Solera’s libretto for Nabucco is notable for its poetry but weaker on drama: it’s episodic and scattered, and the audience needs all the help it can get to keep track of what’s happening. Sadly, Daniele Abbado’s staging seemed fearfully disconnected from the drama, seeming inattentive to how the audience might be able to perceive detail. It was visually attractive: dozens of stone megaliths set in a sandpit, lit from top and sides; somewhat monochromatic mid-twentieth century costumes; interesting wireframe structures for the idols. But deliberately or otherwise, Abbado continually blurred the various elements of the piece.

The relative uniformity of costumes made it almost impossible to distinguish who was Hebrew and who was Babylonian (a scattering of Jewish prayer-shawls aside) and gave no prominence to the central characters. Only one set was used for both Judaea and the different parts of Babylon. There is fire on stage, but not at the point in the opera where the temple is burnt down. There are mothers mourning over dead children, but not at the time or place when there is a massacre.

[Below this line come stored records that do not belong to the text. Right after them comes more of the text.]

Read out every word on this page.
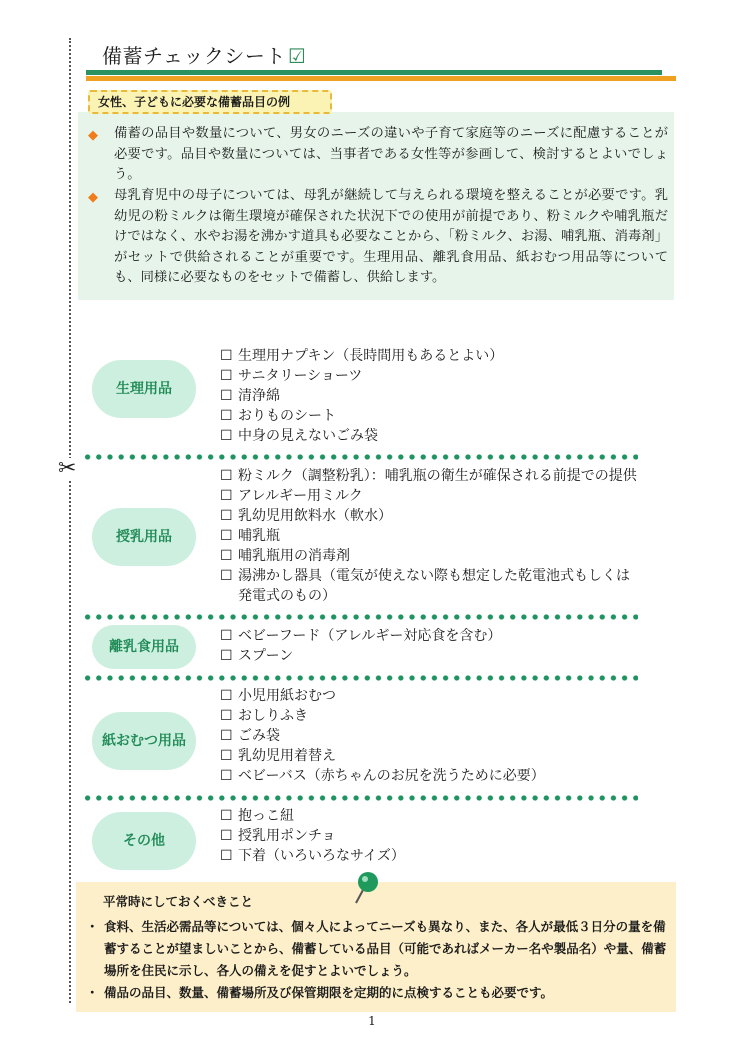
✂
備蓄チェックシート ☑
女性、子どもに必要な備蓄品目の例
◆ 備蓄の品目や数量について、男女のニーズの違いや子育て家庭等のニーズに配慮することが必要です。品目や数量については、当事者である女性等が参画して、検討するとよいでしょう。
◆ 母乳育児中の母子については、母乳が継続して与えられる環境を整えることが必要です。乳幼児の粉ミルクは衛生環境が確保された状況下での使用が前提であり、粉ミルクや哺乳瓶だけではなく、水やお湯を沸かす道具も必要なことから、「粉ミルク、お湯、哺乳瓶、消毒剤」がセットで供給されることが重要です。生理用品、離乳食用品、紙おむつ用品等についても、同様に必要なものをセットで備蓄し、供給します。
生理用品
☐ 生理用ナプキン（長時間用もあるとよい）
☐ サニタリーショーツ
☐ 清浄綿
☐ おりものシート
☐ 中身の見えないごみ袋
授乳用品
☐ 粉ミルク（調整粉乳）：哺乳瓶の衛生が確保される前提での提供
☐ アレルギー用ミルク
☐ 乳幼児用飲料水（軟水）
☐ 哺乳瓶
☐ 哺乳瓶用の消毒剤
☐ 湯沸かし器具（電気が使えない際も想定した乾電池式もしくは
発電式のもの）
離乳食用品
☐ ベビーフード（アレルギー対応食を含む）
☐ スプーン
紙おむつ用品
☐ 小児用紙おむつ
☐ おしりふき
☐ ごみ袋
☐ 乳幼児用着替え
☐ ベビーバス（赤ちゃんのお尻を洗うために必要）
その他
☐ 抱っこ紐
☐ 授乳用ポンチョ
☐ 下着（いろいろなサイズ）
平常時にしておくべきこと
・ 食料、生活必需品等については、個々人によってニーズも異なり、また、各人が最低３日分の量を備蓄することが望ましいことから、備蓄している品目（可能であればメーカー名や製品名）や量、備蓄場所を住民に示し、各人の備えを促すとよいでしょう。
・ 備品の品目、数量、備蓄場所及び保管期限を定期的に点検することも必要です。
1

When Fenena has announced that she has now converted to Judaism, she is crowned with a skull-cap, which is faintly ludicrous to anyone who knows that female Jews don’t wear skull-caps. And the lighting design failed to take into account the audience’s viewpoint: if you light characters from the back or from above, their features are invisible to the audience.

The audience brimmed with spontaneous enthusiasm throughout this performance and all the curtain calls – until the production team appeared on stage, to be greeted with mild booing and the thinnest of applause. One might take this as a general Covent Garden dislike of non-period productions, but I think that misses the point: the problem was not that this production was modern but that it was overly focused on visual aesthetics and insufficiently related to the happenings on stage.

But such annoyances didn’t stop this being an exuberant, joyful evening of opera. Nabucco is full of music to lift the spirits and quicken the heartbeat, and while Abbado may have lacked a feel for the drama of its situations, Verdi did not. There are dozens of great dramatic moments, accompanied by fantastic music: Zaccaria enjoining the people to fear God, Abigaille swearing revenge or imploring Ismaele to return her love, Nabucco as wielder of fire and sword or deluded parent; a glorious trio between Ismaele, Abigaille and Fenena – I could list dozens, all performed in this production with vigour and joy, and that’s before considering Va, pensiero and the other choruses, which should have made chorus director Renato Balsadonna a proud man.

There aren’t many tickets left for this run, and they’re all in the expensive seats. If you can afford them, go for it.